12 hommes en colère est un grand film. Pourquoi ? Parce qu'il commence mal et s'en sort très bien. Prenez douze hommes correspondant tous à un cliché : le vieil homme malicieux, le gros riche grossier, le nouveau riche impulsif, le courtier impassible, le publicitaire relou, l'étranger plus-malin-que-les-autres, etc. On se dit : le film est mal parti. Eh bien non ! Car les dialogues sont tellement bons, Henry Fonda tellement présent à l'écran, que rapidement sont oubliés les stéréotypes. Seul compte, peu à peu, la vie de ce garçon entrevu au début du film. Nous sommes en effet plongés au milieu d'un jury devant décider de la condamnation (et de l'exécution) d'un jeune homme de 18 ans, pour un parricide. 11 jurés votent coupable, il n'y a qu'un homme, habillé de blanc (Henry Fonda), pour voter non-coupable et vouloir « parler ». Insufflant le doute, ou donnant du courage, aux autres jurés, Fonda réussit à créer un débat, tour à tour passionnel et pragmatique, qui dépasse de loin la seule question de la culpabilité.
J'ai lu une critique mettant l'accent sur le duo Fonda/Cobb dans ce film (le bon/le méchant). C'est vrai qu'on assiste à beaucoup de joutes verbales où ces deux-là s'opposent, mais le vrai plaisir dans ce film, c'est le positionnement progressif de chaque personnage vis-à-vis de Fonda. Chacun, on s'en rend compte, a une raison de ne pas condamner le jeune homme à mort. Le vieil homme a sa bonté naturelle, son humanisme, et, pourrait-on dire même plus que pour Fonda, son intelligence (Fonda est une machine à raisonner, un peu froide à mon goût). L'ancien gamin des quartiers pauvres se sent insulté par les bons bourgeois et, comme par solidarité de classe, refuse de condamner l'accusé. L'immigré récent, l'horloger (sa profession est très bien trouvée : il remet les pendules à l'heure plusieurs fois et sonne les cloches au fan de baseball dans ce qui est peut-être ma scène préférée : « what kind of man are you ? »), est un homme de raison, typique homme des lumières (un européen), et c'est sa raison qui le pousse à acquitter l'accusé. On comprend moins l'ouvrier, en revanche, qui déclare à Fonda sa conviction que le gosse est coupable, et vote très peu de temps après non-coupable.

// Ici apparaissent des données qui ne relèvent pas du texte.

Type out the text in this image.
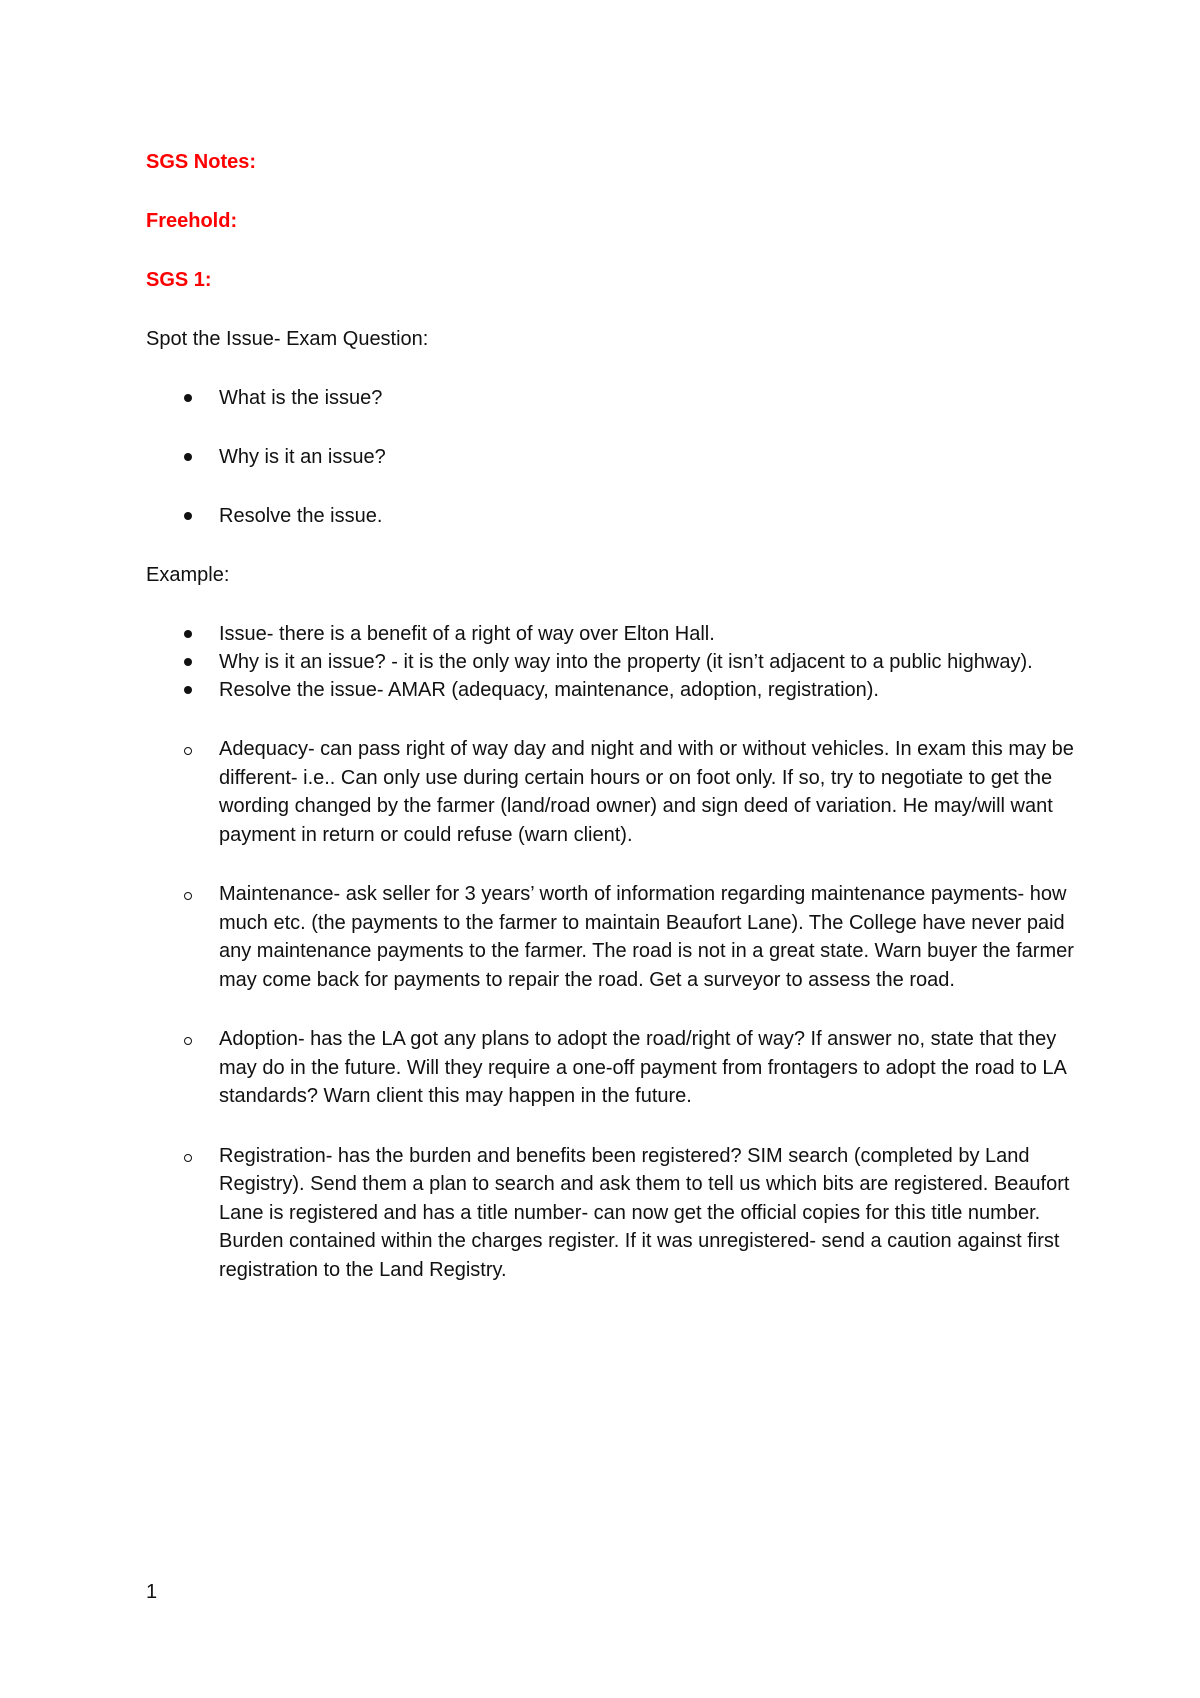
SGS Notes:
Freehold:
SGS 1:
Spot the Issue- Exam Question:
What is the issue?
Why is it an issue?
Resolve the issue.
Example:
Issue- there is a benefit of a right of way over Elton Hall.
Why is it an issue? - it is the only way into the property (it isn’t adjacent to a public highway).
Resolve the issue- AMAR (adequacy, maintenance, adoption, registration).
Adequacy- can pass right of way day and night and with or without vehicles. In exam this may be different- i.e.. Can only use during certain hours or on foot only. If so, try to negotiate to get the wording changed by the farmer (land/road owner) and sign deed of variation. He may/will want payment in return or could refuse (warn client).
Maintenance- ask seller for 3 years’ worth of information regarding maintenance payments- how much etc. (the payments to the farmer to maintain Beaufort Lane). The College have never paid any maintenance payments to the farmer. The road is not in a great state. Warn buyer the farmer may come back for payments to repair the road. Get a surveyor to assess the road.
Adoption- has the LA got any plans to adopt the road/right of way? If answer no, state that they may do in the future. Will they require a one-off payment from frontagers to adopt the road to LA standards? Warn client this may happen in the future.
Registration- has the burden and benefits been registered? SIM search (completed by Land Registry). Send them a plan to search and ask them to tell us which bits are registered. Beaufort Lane is registered and has a title number- can now get the official copies for this title number. Burden contained within the charges register. If it was unregistered- send a caution against first registration to the Land Registry.
1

Certains personnages sont plus réussis (l'horloger, le courtier) que d'autres, mais au-delà de ces détails, ce qui est remarquable, c'est que jamais ce huis- clos intégral ne lasse. On est tenu en haleine du début à la fin, par Fonda tout d'abord, puis par tous les membres du jury. Certains moments viennent casser le rythme, ainsi l'orage quand la tension est au maximum dans la salle.
Un regret cependant : le « grand méchant » joue assez mal. C'est le moins bon acteur des douze, et c'est dommage au vu du rôle qui lui incombe.